QR2.3.2 Time Travel

An object that constantly exists in space has left and right parts so if it constantly exists in time, it could also have past and future parts. Minkowski interpreted Einstein’s relativity to be that objects exist in a spacetime matrix at (x, y, z, t) points where t is time, and so travel along four-dimensional world lines in space and time. This allows a block theory of time, where the present is just a slice of a larger block of past and future events, giving a time capsule that could be browsed like the pages of a book (Barbour, 1999), p31. If matter exists on the landscape of time, then time travel is indeed possible because the past and the future exist right now.

The equations of relativity allow time travel, but that doesn’t make it so, because equations aren’t theories. For example, the equations of movement assume that all of an object’s mass exists at its center of gravity, but it isn’t actually so. It follows that when physicists say time travel is based on general relativity, they mean it is based on Minkowski’s interpretation of it, which is a mathematical model not a theory.

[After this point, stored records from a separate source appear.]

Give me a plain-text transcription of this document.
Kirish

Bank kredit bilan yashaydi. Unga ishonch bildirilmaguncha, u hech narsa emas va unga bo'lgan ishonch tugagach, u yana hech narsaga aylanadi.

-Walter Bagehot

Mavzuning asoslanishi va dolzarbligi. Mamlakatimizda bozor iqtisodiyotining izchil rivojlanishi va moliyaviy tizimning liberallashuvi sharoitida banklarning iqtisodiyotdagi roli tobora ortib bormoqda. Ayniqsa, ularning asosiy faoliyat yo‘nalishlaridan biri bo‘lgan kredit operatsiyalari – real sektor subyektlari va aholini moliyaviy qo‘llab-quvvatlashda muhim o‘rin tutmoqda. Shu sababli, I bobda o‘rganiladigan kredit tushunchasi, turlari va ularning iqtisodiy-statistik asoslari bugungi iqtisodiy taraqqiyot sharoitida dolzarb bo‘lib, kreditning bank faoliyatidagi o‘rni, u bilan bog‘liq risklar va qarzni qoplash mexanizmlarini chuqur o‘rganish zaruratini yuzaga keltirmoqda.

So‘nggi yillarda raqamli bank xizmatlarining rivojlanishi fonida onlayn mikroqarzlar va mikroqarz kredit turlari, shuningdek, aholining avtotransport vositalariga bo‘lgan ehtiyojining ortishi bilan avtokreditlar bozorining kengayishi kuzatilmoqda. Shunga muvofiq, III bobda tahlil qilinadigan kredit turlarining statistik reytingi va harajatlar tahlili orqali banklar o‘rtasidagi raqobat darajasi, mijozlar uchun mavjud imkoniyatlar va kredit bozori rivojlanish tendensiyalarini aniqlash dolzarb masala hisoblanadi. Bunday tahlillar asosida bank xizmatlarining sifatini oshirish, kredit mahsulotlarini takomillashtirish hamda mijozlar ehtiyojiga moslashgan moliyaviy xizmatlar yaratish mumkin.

Actually, no physical evidence at all supports time travel, and assuming it is so creates unsolvable paradoxes. For example, Minkowski’s interpretation allows closed time-like curves, where an object’s world line returns it to its start point just as an object can return to where it was in space, but this means it can collide with itself! A block theory of time allows the following paradoxes:

  • The grandfather paradox: A man travels back in time to kill his grandfather, but then couldn’t be born, so he couldn’t kill him. Backward time travel lets an entity prevent its own cause, so causality breaks down. It follows that there can be going back in time or causality, but not both.
  • The toast paradox: I go forward in time to see myself having toast for breakfast, then return, but next morning I decide not to, so I didn’t go forward in time. Forward time travel assumes a fixed future so it denies future choices. If life is a movie already made, the future is predefined, so random events can’t occur, but they do. It follows that there can be going forward in time or choice, but not both.

Going back in time denies causality, and going forward in time denies choice, but physics requires both. Without causality, it must allow magic, but it doesn’t, and without choice, it must deny randomness, but it doesn’t. Physics rejected Newton’s idea that reality is painted upon the canvas of space, and making that canvas spacetime doesn’t improve this. After all, if we ever learn to travel in time, wouldn’t we immediately go back in time to fix past errors? Like the multiverse fantasy, time travel is great science fiction but poor science. It follows that if physics accepts causality and choice, it must deny time travel.